Extra challenges (optional)

Last updated on 2024-03-26 | Edit this page

Overview

Questions

  • Are there extra challenges to practice translating plain English queries to SQL queries?

Objectives

  • Extra challenges to practice creating SQL queries.

Extra challenges (optional)


SQL queries help us ask specific questions which we want to answer about our data. The real skill with SQL is to know how to translate our questions into a sensible SQL queries (and subsequently visualise and interpret our results).

Have a look at the following questions; these questions are written in plain English. Can you translate them to SQL queries and give a suitable answer?

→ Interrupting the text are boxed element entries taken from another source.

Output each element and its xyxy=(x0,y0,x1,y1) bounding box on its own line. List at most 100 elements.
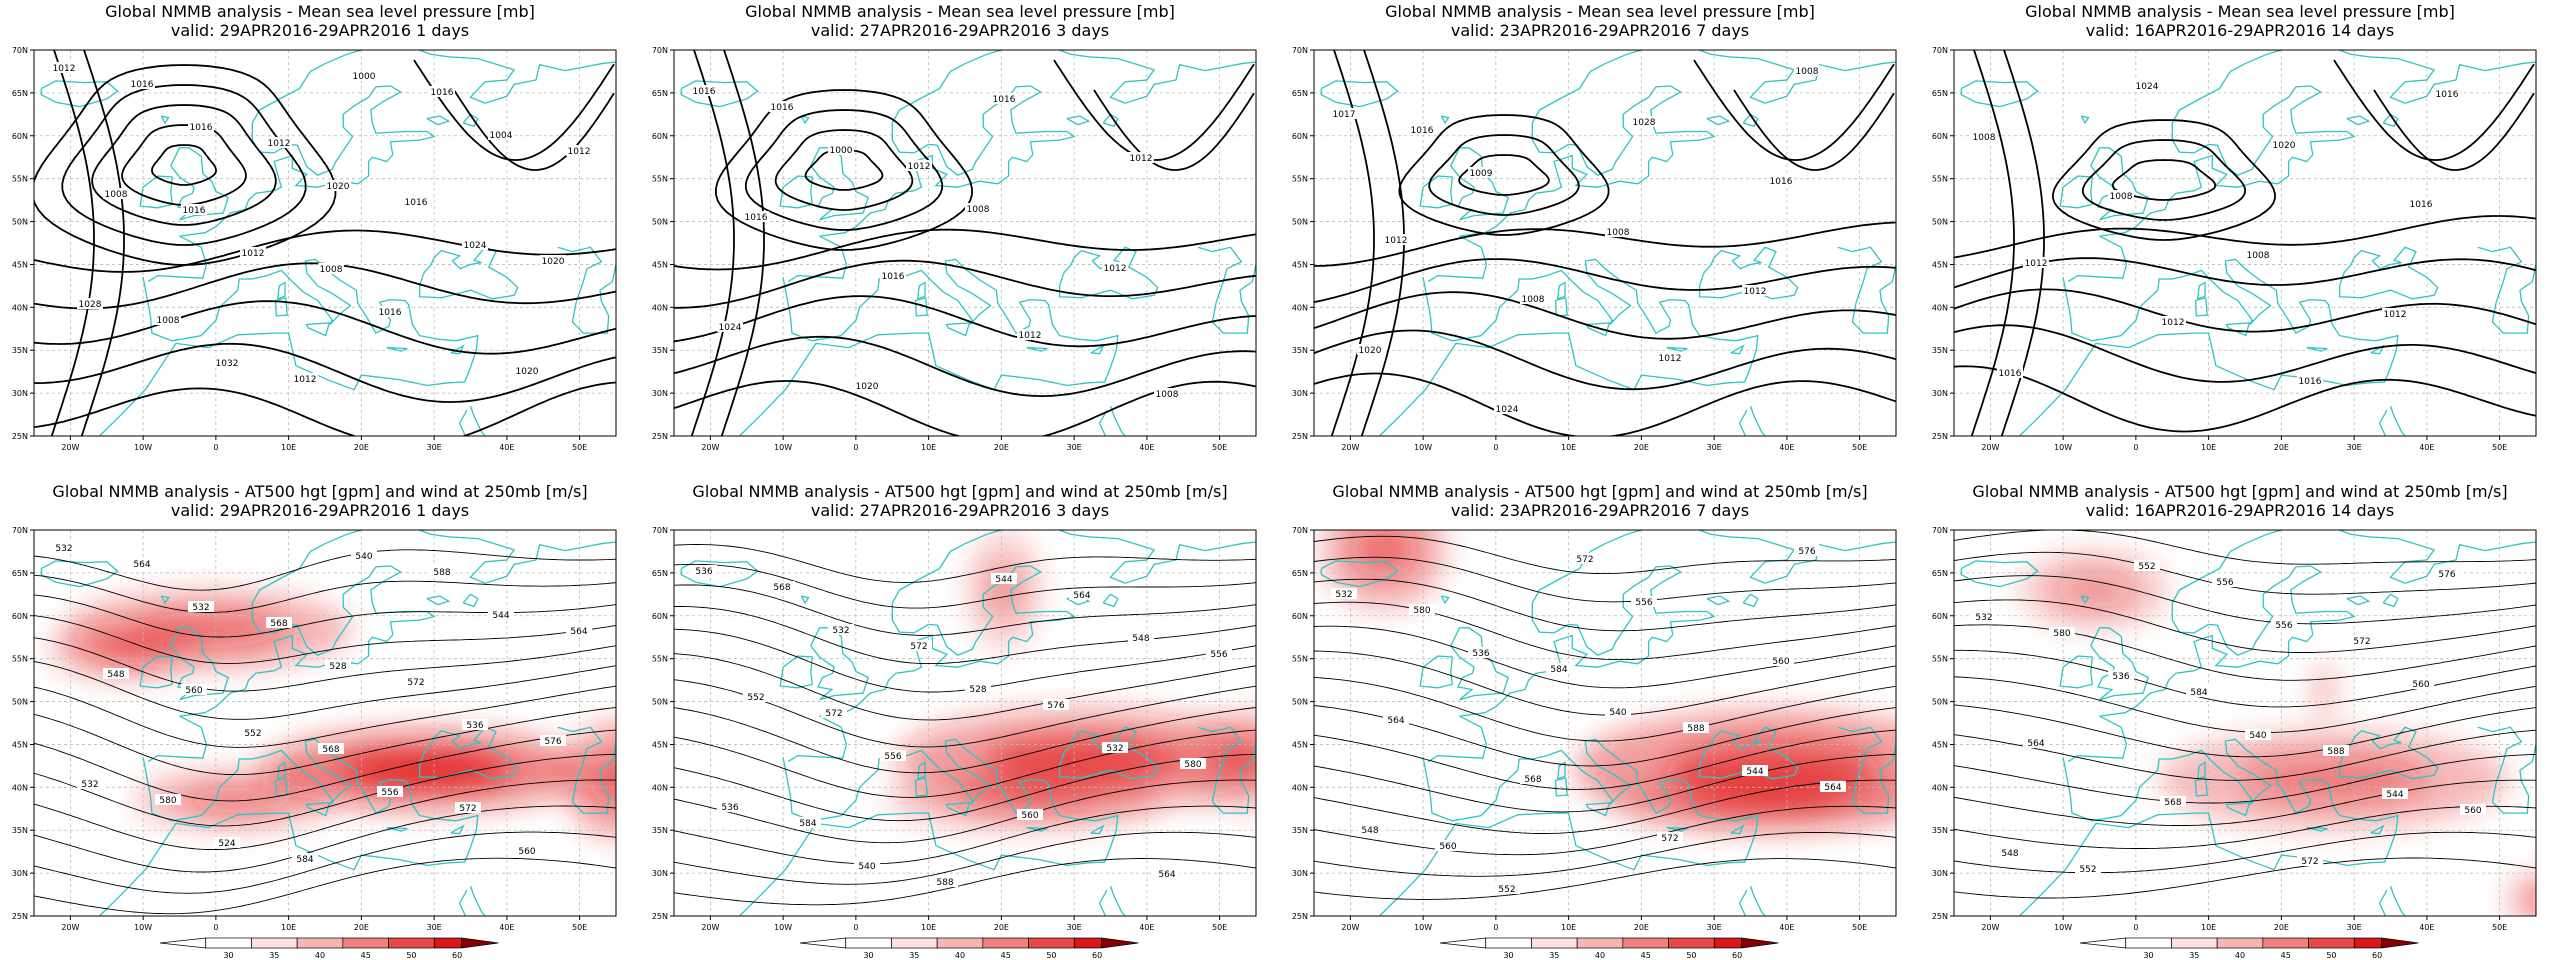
coastline xyxy=(2389,885,2406,916)
colorbar-high-arrow xyxy=(2381,937,2419,949)
colorbar-tick-label: 50 xyxy=(2326,951,2336,960)
coastline xyxy=(2339,530,2536,584)
colorbar-swatch xyxy=(845,937,892,949)
y-tick-label: 60N xyxy=(652,132,668,141)
x-tick-label: 0 xyxy=(213,443,218,452)
colorbar-tick-label: 30 xyxy=(863,951,873,960)
map-frame xyxy=(1313,529,1897,917)
y-tick-label: 30N xyxy=(652,389,668,398)
contour-label-bg xyxy=(2160,316,2186,327)
isobar xyxy=(50,50,95,436)
wind-jet-core xyxy=(2054,572,2134,608)
coastline xyxy=(277,761,286,780)
coastline xyxy=(426,115,451,126)
panel-valid-period: valid: 29APR2016-29APR2016 1 days xyxy=(170,501,470,520)
coastline xyxy=(914,297,928,317)
colorbar-tick-label: 60 xyxy=(2372,951,2382,960)
y-tick-label: 40N xyxy=(1932,303,1948,312)
height-contour xyxy=(34,753,616,827)
contour-label-bg xyxy=(1383,714,1409,725)
contour-label: 1020 xyxy=(516,367,539,377)
contour-label-bg xyxy=(2160,796,2186,807)
x-tick-label: 30E xyxy=(1067,923,1082,932)
contour-label-bg xyxy=(266,137,292,148)
contour-label-bg xyxy=(292,373,318,384)
contour-label: 1028 xyxy=(1633,118,1656,128)
contour-label: 540 xyxy=(355,552,372,562)
contour-label: 576 xyxy=(1047,701,1064,711)
contour-label-bg xyxy=(2408,198,2434,209)
contour-label: 1016 xyxy=(1411,126,1434,136)
colorbar-low-arrow xyxy=(1439,937,1487,949)
y-tick-label: 50N xyxy=(652,218,668,227)
colorbar-swatch xyxy=(982,937,1029,949)
coastline xyxy=(1585,802,1611,817)
x-tick-label: 0 xyxy=(1493,443,1498,452)
contour-label: 532 xyxy=(1106,744,1123,754)
contour-label: 536 xyxy=(466,721,483,731)
height-contour xyxy=(1954,831,2536,874)
contour-label: 576 xyxy=(544,737,561,747)
height-contour xyxy=(1314,705,1896,767)
wind-jet-core xyxy=(1350,530,1418,577)
contour-label: 532 xyxy=(81,780,98,790)
contour-label: 548 xyxy=(2001,849,2018,859)
contour-label-bg xyxy=(2245,249,2271,260)
contour-label: 564 xyxy=(1387,716,1404,726)
coastline xyxy=(139,655,173,689)
y-tick-label: 65N xyxy=(1932,89,1948,98)
contour-label-bg xyxy=(1742,285,1768,296)
colorbar-high-arrow xyxy=(1101,937,1139,949)
coastline xyxy=(1098,409,1108,436)
contour-label-bg xyxy=(906,640,932,651)
contour-label: 548 xyxy=(1361,826,1378,836)
coastline xyxy=(1090,344,1105,355)
coastline xyxy=(179,50,436,237)
isobar xyxy=(2052,119,2276,241)
contour-label-bg xyxy=(906,160,932,171)
colorbar-swatch xyxy=(1028,937,1075,949)
isobar xyxy=(1733,89,1895,171)
y-tick-label: 70N xyxy=(652,46,668,55)
y-tick-label: 40N xyxy=(1292,303,1308,312)
isobar xyxy=(1693,59,1895,161)
contour-label-bg xyxy=(2271,139,2297,150)
contour-label-bg xyxy=(77,778,103,789)
contour-label: 1008 xyxy=(967,205,990,215)
map-panel-mslp-7-days: 1017 1009 1008 1012 1020 1024 1028 1016 1012 1008… xyxy=(1280,0,1920,480)
contour-label: 1008 xyxy=(1973,133,1996,143)
contour-label: 1012 xyxy=(1019,331,1042,341)
colorbar-tick-label: 40 xyxy=(2235,951,2245,960)
x-tick-label: 10W xyxy=(774,443,792,452)
isobar xyxy=(1314,258,1896,303)
coastline xyxy=(139,175,173,209)
contour-label-bg xyxy=(1494,883,1520,894)
contour-label: 1024 xyxy=(719,323,742,333)
contour-label-bg xyxy=(1546,663,1572,674)
contour-label-bg xyxy=(1794,65,1820,76)
x-tick-label: 20E xyxy=(354,443,369,452)
colorbar-tick-label: 40 xyxy=(315,951,325,960)
height-contour xyxy=(1954,599,2536,653)
contour-label: 564 xyxy=(1824,783,1841,793)
contour-label-bg xyxy=(1435,840,1461,851)
isobar xyxy=(674,259,1256,309)
coastline xyxy=(1749,405,1766,436)
contour-label: 556 xyxy=(884,752,901,762)
y-tick-label: 30N xyxy=(1932,389,1948,398)
contour-label-bg xyxy=(1154,868,1180,879)
y-tick-label: 30N xyxy=(1292,389,1308,398)
coastline xyxy=(2306,346,2328,352)
coastline xyxy=(2099,50,2356,237)
panel-title: Global NMMB analysis - Mean sea level pr… xyxy=(105,2,535,21)
contour-label: 1004 xyxy=(490,131,513,141)
coastline xyxy=(819,530,1076,717)
x-tick-label: 20W xyxy=(701,443,719,452)
height-contour xyxy=(1314,753,1896,813)
contour-label-bg xyxy=(188,121,214,132)
height-contour xyxy=(1954,704,2536,758)
isobar xyxy=(674,295,1256,348)
y-tick-label: 50N xyxy=(652,698,668,707)
contour-label-bg xyxy=(2297,855,2323,866)
height-contour xyxy=(674,831,1256,885)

Also, if you would like to learn more SQL concepts and try additional challenges, see the Software Carpentry Databases and SQL lesson.

Challenge 1

How many articles are there from each First_author? Can you make an alias for the number of articles? Can you order the results by articles?

SQL

SELECT First_Author, COUNT(*) AS n_articles
FROM articles
GROUP BY First_Author
ORDER BY n_articles DESC;

Challenge 2

How many papers have a single author? How many have 2 authors? How many 3? etc?

SQL

SELECT Author_Count, COUNT(*)
FROM articles
GROUP BY Author_Count;

Challenge 3

How many articles are published for each Language? Ignore articles where language is unknown.

SQL

SELECT Language, COUNT(*)
FROM articles
JOIN languages
ON articles.LanguageId = languages.id
WHERE Language != ''
GROUP BY Language;

Challenge 4

How many articles are published for each Licence type, and what is the average number of citations for that Licence type?

SQL

SELECT Licence, AVG(Citation_Count), COUNT(*)
FROM articles
JOIN licences
ON articles.LicenceId = licences.id
WHERE Licence != ''
GROUP BY Licence;

Challenge 5

Write a query that returns Title, First_Author, Author_Count, Citation_Count, Month, Year, Journal_Title and Publisher for articles in the database.

SQL

SELECT Title, First_Author, Author_Count, Citation_Count,
       Month, Year, Journal_Title, Publisher
FROM articles
JOIN journals
ON articles.issns = journals.ISSNs
JOIN publishers
ON publishers.id = journals.PublisherId;

Key Points

  • It takes time and practice to learn how to translate plain English queries into SQL queries.